Here, that which is unforeseeable pertains to “future misfortunes” (to requote Aquinas’ term), which are independent of the mind, and can be neither anticipated nor deflected by it. But the most celebrated expression in the play of anxiety or perplexity regarding the inability to escape future misfortunes is the “To be” soliloquy, which concerns the inward pain caused by apprehending the inevitability of “outrageous fortune” (3.1.58). In that soliloquy, anxiety or perplexity (in the Thomist sense of these terms) regarding future misfortunes in life is compounded by anxiety or perplexity regarding future misfortunes in death: “For in sleep of death what dreams may come” (3.1.66).
Perhaps the most spectacular instance in the play of thought provoking emotion concerns Hamlet’s stratagem to “catch the conscience of the King” (2.2.601) through performance of a drama which duplicates the crime of which the Ghost has accused him. In Thomistic doctrine, conscience is construed as “nothing else than the application of knowledge to some action,” and as such can provoke powerful emotion, such as remorse (I-11, q. 19, a. 6, resp.). Claudius’ reaction after watching a truncated performance of The Murder of Gonzago is a case in point: “O, my offense is rank, it smells to heaven” (3.3.36).

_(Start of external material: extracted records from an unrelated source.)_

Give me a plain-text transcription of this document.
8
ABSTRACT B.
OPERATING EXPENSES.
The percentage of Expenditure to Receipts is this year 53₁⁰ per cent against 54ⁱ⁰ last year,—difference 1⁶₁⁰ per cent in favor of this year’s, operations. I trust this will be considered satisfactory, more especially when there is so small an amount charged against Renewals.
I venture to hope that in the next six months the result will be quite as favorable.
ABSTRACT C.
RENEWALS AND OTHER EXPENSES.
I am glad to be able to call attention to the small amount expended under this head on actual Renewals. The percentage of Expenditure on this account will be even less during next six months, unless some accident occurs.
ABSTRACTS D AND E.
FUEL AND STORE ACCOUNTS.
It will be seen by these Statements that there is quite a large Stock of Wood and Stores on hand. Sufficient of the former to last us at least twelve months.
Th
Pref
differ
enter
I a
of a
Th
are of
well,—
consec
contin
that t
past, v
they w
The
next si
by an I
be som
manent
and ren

Insofar as thinking moves the appetite and thus provokes emotion, it is crucial that thinking itself be properly ordered. The highest task of conscience in Hamlet concerns the moral evaluation not only of the objects of thought or apprehension, but also of the act of thinking about those objects. Indeed, Hamlet foregrounds this problem when criticizing his own thinking about revenge: “Now whether it be / Bestial oblivion, or some craven scruple / Of thinking too precisely on th’event” (4.4.39-40). Thus, the relation between reason and emotion in the play cannot here be summed up in the Thomistic dictum, quoted earlier, that “[all the passions of the soul should be regulated according to the rule of reason . . .” (I-II, q. 39, a. 2, ad 1). There remains the responsibility of thought to recognize the emotional consequences of its own activity.
Works Cited
Aquinas, St. Thomas. Summa Theologica. Trans. Fathers of the English Dominican Province. New York: Benziger Brothers, 1952.
Aristotle. Nichomachean Ethics, The Basic Works of Aristotle. Ed. Richard McKeon. Trans. W. D. Ross. New York: Random House, 1941.
Campbell, Lily Bess. Shakespeare’s Tragic Heroes, Slaves of Passion. New York: Barnes & Noble, 1961.
Levy, Eric P. Nor th’exterior nor the inward man: The Problematics of Personal Identity in Hamlet. University of Toronto Quarterly 68.3 (1999): 711-27.
Shakespeare, William. Hamlet. Ed. Cedric Watts. London: Wordsworth Classics, 1992.
Wilks, John S. The Discourse of Reason: Justice and the Erroneous Conscience in Hamlet. Shakespeare Studies 18 (1986): 117-44.